Representatives Jackie Walorski (R-Ind.), Terri Sewell (D-Ala.), and Dan Kildee (D-Mich.) co-sponsored the legislation in the House.
The full text of the legislation can be viewed here.
Quotes in support of the legislation can be viewed below:
John Lettieri, President and CEO, Economic Innovation Group:
“Supporting economic growth in low-income communities remains an urgent challenge as the country recovers from the severe disruption of the pandemic. One powerful way to do that is to strengthen the Opportunity Zones incentive, which has proven to be an effective tool for encouraging investment in struggling areas throughout the country,” said John Lettieri, President and CEO of the Economic Innovation Group. “The Opportunity Zones Transparency, Extension, and Improvement Act would enhance the policy on multiple fronts, including by enacting careful reporting and measurement standards, strengthening the incentive to draw in greater investment, creating new ways to attract funding for high-impact activities, and refining the map of designated communities to better align with the intent of the law. EIG applauds the bill’s sponsors for their thoughtful, bipartisan leadership in bringing this important legislation to fruition.”
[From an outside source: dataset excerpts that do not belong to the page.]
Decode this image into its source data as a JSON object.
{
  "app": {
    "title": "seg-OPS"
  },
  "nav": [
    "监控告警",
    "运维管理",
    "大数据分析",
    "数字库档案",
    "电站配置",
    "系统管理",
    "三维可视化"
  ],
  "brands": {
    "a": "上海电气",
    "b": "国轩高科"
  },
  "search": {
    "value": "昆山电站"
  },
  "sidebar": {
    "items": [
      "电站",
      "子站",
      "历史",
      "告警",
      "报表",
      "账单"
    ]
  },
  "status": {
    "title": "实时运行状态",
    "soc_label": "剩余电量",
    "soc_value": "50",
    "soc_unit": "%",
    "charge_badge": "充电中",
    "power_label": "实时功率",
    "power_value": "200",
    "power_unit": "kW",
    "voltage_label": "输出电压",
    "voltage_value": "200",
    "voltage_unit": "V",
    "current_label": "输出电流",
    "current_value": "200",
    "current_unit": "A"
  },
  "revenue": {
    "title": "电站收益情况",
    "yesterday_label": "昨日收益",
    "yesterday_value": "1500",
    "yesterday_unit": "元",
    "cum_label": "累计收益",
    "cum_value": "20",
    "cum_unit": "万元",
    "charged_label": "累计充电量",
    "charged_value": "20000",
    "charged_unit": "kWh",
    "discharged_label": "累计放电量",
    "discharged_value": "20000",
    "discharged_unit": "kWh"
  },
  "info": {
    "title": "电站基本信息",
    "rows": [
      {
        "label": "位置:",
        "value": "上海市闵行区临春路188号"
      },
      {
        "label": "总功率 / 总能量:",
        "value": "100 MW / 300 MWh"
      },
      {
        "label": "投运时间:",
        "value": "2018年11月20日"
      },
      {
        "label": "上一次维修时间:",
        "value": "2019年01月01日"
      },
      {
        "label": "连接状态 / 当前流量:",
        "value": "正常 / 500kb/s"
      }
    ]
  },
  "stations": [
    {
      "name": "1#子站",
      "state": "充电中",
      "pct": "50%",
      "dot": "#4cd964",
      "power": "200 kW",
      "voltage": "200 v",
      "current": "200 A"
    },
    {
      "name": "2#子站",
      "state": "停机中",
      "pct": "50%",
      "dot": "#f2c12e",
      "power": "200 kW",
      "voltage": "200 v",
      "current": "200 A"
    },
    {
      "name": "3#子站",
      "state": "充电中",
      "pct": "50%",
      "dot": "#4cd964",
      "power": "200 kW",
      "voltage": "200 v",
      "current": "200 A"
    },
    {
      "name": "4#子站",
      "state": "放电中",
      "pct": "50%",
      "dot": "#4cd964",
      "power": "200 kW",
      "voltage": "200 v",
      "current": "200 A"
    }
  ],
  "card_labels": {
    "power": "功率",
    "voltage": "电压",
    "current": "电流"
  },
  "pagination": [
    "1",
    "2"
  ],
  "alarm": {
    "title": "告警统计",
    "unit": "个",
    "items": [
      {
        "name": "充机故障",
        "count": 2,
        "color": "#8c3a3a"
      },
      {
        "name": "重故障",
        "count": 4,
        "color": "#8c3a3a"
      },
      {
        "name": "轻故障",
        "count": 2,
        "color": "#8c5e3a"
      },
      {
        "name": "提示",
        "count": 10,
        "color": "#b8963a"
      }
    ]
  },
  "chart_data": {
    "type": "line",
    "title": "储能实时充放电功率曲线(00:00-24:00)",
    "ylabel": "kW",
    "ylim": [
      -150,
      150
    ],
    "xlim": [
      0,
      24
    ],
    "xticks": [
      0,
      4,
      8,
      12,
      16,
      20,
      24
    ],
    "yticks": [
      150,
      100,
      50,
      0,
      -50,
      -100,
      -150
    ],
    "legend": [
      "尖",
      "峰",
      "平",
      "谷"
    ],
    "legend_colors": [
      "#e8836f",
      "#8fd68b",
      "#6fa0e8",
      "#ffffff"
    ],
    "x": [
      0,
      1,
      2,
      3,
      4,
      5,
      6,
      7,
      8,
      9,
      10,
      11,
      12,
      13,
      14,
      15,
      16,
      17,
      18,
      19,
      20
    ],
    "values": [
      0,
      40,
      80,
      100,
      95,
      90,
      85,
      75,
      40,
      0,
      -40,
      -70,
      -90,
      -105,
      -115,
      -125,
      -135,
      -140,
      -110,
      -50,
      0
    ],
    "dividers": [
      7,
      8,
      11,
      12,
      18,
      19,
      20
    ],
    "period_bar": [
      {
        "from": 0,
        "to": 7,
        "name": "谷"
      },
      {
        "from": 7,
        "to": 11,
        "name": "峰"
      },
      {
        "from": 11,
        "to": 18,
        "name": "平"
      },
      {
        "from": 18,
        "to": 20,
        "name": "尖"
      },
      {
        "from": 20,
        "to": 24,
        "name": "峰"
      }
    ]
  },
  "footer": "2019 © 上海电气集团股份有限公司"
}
Rick Wade, Senior Vice President, U.S. Chamber of Commerce:
“The Opportunity Zone program is a positive, compelling example of government and the private sector working together to solve our nation’s challenges. Investments made possible through the Opportunity Zone program will help underserved communities struggling to bounce back from pandemic-induced economic hardships. The U.S. Chamber of Commerce is proud to support this bipartisan legislation that ensures Opportunity Zone financing reaches the areas of our country that need it the most and expands the reach of a public-private partnership on track to decrease the poverty rate by 11 percent,” said Rick Wade, Senior Vice President at the U.S. Chamber of Commerce
Katie Kramer, Vice President, Council of Development Finance Agencies:
“The Council of Development Finance Agencies is grateful to Congress for their efforts to introduce important reforms to Opportunity Zones. The State and Community Dynamism Fund is critically needed at the local levels to fully deploy comprehensive OZ strategies in disinvested communities. We stand ready to support the implementation of the Opportunity Zones Transparency, Extension, and Improvement Act.”